Subito dopo le banche italiane, si collocano le portoghesi, con il 7,57% di prestiti non restituiti, le spagnole (6,69%), le belghe (4,98%), le austriache (4,60%), le francesi (4,52%), le danesi (3,98%), le olandesi (2,55%), le tedesche (1,86%), le inglesi (1,86%) e, infine, le svedesi (0,78%).

A determinare una così forte incidenza delle sofferenze sui bilanci bancari italiani diversi fattori. Tra questi: una cattiva gestione del credito da parte dei piani alti delle banche (Direzioni generali e Cda,), che hanno concesso prestiti a grandi gruppi industriali amici, talvolta secondo criteri più clientelari che di merito; la crisi economica; le regole fiscali in materia di deduzione delle perdite, spesso penalizzanti per gli istituti di credito; l’eccessiva lunghezza delle procedure fallimentari e, infine, gli scarsi interventi di sostegno statale ai gruppi bancari in difficoltà.

I dati emersi dallo studio sfatano, infatti, il pregiudizio che vedrebbe l’Italia tra i Paesi più propensi a “regalare” risorse pubbliche alle banche. Dal 2007 al 2010 lo Stato italiano ha iniettato a fondo perduto nel settore bancario “solo” 4,1 miliardi di euro (al netto dei Monti e dei Tremonti bond), contro i 114,5 del Regno Unito; i 47,9 della Svizzera; i 46,9 della Germania; i 31,5 dell’Irlanda; i 30 dell’Olanda; i 25,3 della Francia; i 23,5 della Spagna; i 20,94 del Belgio; i 20,3 della Grecia; gli 8,85 dell’Austria; i 7,6 della Danimarca.

“Questi dati dimostrano che le strategie fin qui attuate dalle banche italiane e incentrate soltanto su un taglio lineare del costo del lavoro e degli sportelli e sull’outsourcing di attività non hanno portato a un rilancio del settore”, ha detto Lando Maria Sileoni, Segretario generale della FABI.

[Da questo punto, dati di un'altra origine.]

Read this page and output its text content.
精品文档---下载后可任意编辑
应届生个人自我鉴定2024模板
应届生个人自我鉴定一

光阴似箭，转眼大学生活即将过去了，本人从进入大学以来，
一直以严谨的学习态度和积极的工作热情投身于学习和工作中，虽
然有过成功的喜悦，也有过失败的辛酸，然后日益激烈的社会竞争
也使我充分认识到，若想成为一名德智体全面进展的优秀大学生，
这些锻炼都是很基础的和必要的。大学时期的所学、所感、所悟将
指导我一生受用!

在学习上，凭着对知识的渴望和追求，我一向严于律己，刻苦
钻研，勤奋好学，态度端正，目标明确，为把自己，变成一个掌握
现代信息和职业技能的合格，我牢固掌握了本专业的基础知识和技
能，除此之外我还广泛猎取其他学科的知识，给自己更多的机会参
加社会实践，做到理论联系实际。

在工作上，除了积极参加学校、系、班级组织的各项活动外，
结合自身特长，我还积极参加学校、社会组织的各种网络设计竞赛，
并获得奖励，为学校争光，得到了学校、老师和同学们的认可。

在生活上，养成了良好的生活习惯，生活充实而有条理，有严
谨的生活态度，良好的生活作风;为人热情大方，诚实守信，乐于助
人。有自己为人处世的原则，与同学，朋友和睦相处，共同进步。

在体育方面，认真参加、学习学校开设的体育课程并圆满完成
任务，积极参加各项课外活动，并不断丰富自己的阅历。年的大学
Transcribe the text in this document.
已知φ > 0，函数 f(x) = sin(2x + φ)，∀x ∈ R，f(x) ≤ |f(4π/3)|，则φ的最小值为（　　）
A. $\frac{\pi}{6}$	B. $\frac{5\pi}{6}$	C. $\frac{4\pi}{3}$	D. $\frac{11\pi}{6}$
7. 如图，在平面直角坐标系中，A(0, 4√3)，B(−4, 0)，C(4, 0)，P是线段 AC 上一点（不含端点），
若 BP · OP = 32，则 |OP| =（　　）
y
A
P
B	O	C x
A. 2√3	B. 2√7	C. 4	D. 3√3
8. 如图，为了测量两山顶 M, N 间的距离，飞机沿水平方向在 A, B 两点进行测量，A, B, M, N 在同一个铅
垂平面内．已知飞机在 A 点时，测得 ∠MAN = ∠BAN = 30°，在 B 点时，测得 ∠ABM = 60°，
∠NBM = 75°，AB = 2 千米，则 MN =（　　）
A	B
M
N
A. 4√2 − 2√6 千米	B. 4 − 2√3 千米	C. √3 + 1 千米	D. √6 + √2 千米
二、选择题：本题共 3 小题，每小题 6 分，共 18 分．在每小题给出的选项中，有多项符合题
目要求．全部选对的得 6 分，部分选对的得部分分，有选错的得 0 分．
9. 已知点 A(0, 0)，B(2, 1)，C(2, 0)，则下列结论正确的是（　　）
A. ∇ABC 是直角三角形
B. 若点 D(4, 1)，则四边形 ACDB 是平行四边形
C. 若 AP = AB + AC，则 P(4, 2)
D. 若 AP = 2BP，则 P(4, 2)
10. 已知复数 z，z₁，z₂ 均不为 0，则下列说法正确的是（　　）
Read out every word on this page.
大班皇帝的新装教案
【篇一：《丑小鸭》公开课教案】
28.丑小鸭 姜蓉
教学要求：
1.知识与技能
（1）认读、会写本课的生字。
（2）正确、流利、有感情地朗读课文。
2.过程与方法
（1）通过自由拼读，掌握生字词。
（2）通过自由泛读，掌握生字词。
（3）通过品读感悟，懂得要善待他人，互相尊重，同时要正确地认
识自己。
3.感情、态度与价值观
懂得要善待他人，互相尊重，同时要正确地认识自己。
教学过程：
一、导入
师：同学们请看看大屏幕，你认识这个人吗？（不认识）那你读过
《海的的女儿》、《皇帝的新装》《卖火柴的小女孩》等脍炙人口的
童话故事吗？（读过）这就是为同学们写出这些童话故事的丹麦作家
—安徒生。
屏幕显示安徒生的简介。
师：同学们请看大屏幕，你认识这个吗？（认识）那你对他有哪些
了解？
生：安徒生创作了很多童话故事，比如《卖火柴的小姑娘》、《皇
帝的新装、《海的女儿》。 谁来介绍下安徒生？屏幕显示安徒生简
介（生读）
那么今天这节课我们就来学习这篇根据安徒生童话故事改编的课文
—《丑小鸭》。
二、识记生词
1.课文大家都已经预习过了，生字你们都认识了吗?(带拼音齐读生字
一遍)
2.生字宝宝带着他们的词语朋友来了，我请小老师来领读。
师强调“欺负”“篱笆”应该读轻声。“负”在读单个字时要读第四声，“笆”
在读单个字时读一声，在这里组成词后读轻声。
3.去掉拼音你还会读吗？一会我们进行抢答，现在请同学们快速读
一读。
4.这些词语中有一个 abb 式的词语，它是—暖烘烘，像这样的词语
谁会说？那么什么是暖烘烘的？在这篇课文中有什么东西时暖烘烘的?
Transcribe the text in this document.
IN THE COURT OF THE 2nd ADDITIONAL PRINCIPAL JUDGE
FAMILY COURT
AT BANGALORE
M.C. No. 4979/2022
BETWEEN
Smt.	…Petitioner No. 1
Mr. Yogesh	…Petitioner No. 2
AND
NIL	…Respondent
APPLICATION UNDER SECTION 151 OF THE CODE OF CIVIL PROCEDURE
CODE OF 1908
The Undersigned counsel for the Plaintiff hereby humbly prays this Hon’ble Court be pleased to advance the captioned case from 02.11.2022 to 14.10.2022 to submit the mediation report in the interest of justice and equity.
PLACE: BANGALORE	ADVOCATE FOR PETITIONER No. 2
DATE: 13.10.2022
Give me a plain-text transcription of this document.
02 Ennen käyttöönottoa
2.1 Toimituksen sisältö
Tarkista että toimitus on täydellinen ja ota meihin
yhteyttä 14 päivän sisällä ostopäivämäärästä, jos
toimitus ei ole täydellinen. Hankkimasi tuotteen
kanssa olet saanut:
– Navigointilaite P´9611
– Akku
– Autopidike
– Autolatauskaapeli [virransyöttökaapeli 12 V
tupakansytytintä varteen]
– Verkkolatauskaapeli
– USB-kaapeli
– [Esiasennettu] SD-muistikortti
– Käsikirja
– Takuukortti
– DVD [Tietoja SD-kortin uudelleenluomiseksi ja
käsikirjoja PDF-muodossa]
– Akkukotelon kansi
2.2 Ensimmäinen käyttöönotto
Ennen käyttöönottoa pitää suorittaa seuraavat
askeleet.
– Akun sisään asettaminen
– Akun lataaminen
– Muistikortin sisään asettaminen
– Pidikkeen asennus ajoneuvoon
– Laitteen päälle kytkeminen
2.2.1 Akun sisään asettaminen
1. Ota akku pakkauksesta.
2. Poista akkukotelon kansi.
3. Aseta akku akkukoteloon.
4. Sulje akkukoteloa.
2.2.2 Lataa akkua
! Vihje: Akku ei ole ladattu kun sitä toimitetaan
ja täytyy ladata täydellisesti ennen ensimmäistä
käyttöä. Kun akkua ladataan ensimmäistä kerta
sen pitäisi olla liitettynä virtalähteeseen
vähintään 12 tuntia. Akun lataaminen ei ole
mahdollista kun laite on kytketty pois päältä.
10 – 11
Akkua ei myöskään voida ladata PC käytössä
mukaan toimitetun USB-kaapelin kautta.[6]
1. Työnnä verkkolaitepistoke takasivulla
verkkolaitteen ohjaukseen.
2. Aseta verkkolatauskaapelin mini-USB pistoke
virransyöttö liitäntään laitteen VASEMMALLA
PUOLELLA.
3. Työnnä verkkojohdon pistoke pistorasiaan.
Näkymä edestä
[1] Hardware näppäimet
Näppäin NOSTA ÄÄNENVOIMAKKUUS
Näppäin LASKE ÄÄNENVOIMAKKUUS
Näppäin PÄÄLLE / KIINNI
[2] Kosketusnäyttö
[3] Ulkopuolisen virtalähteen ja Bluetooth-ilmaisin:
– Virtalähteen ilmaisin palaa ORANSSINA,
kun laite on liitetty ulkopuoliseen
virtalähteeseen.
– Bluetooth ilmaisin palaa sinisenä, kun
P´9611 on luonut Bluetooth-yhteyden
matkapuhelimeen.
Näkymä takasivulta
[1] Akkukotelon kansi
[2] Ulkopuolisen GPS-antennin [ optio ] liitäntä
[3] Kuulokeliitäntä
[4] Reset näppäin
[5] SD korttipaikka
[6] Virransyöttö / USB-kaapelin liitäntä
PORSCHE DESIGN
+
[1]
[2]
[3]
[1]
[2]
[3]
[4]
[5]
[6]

“Per questo, come sindacato, vogliamo impostare il confronto sul rinnovo del contratto di categoria proponendo un nuovo modello di banca, che generi profitti, creando occupazione e posti di lavoro e che rafforzi i suoi legami con le imprese del territorio”.

“È necessario – ha quindi proposto Sileoni – che le banche abbandonino le vecchie politiche e che, invece, amplino la gamma di servizi, puntando, oltre che sulla tradizionale attività creditizia, anche sull’offerta di consulenze in materia assicurativa, pensionistica e fiscale e sulla vendita di carte di credito e polizze d’assicurazione, ‘rubando’ quote di mercato a Banco Posta e Poste Vita. Sarebbe, inoltre, auspicabile: un potenziamento delle attività di consulenze specializzata, anche in materia di commercio internazionale, ad oggi appannaggio di grandi studi che offrono servizi a costi molto elevati, un rafforzamento delle attività di credito specialistico, come quello industriale, marittimo, agrario e turistico, e di gestione delle incentivazioni pubbliche, soprattutto europee”.

“Infine un’importante area di business potrebbe essere rappresentata dalla gestione dei portafogli di crediti deteriorati, secondo modalità meno burocratiche e più propositive, e nella quale allocare personale ad elevata specializzazione”, ha concluso Sileoni.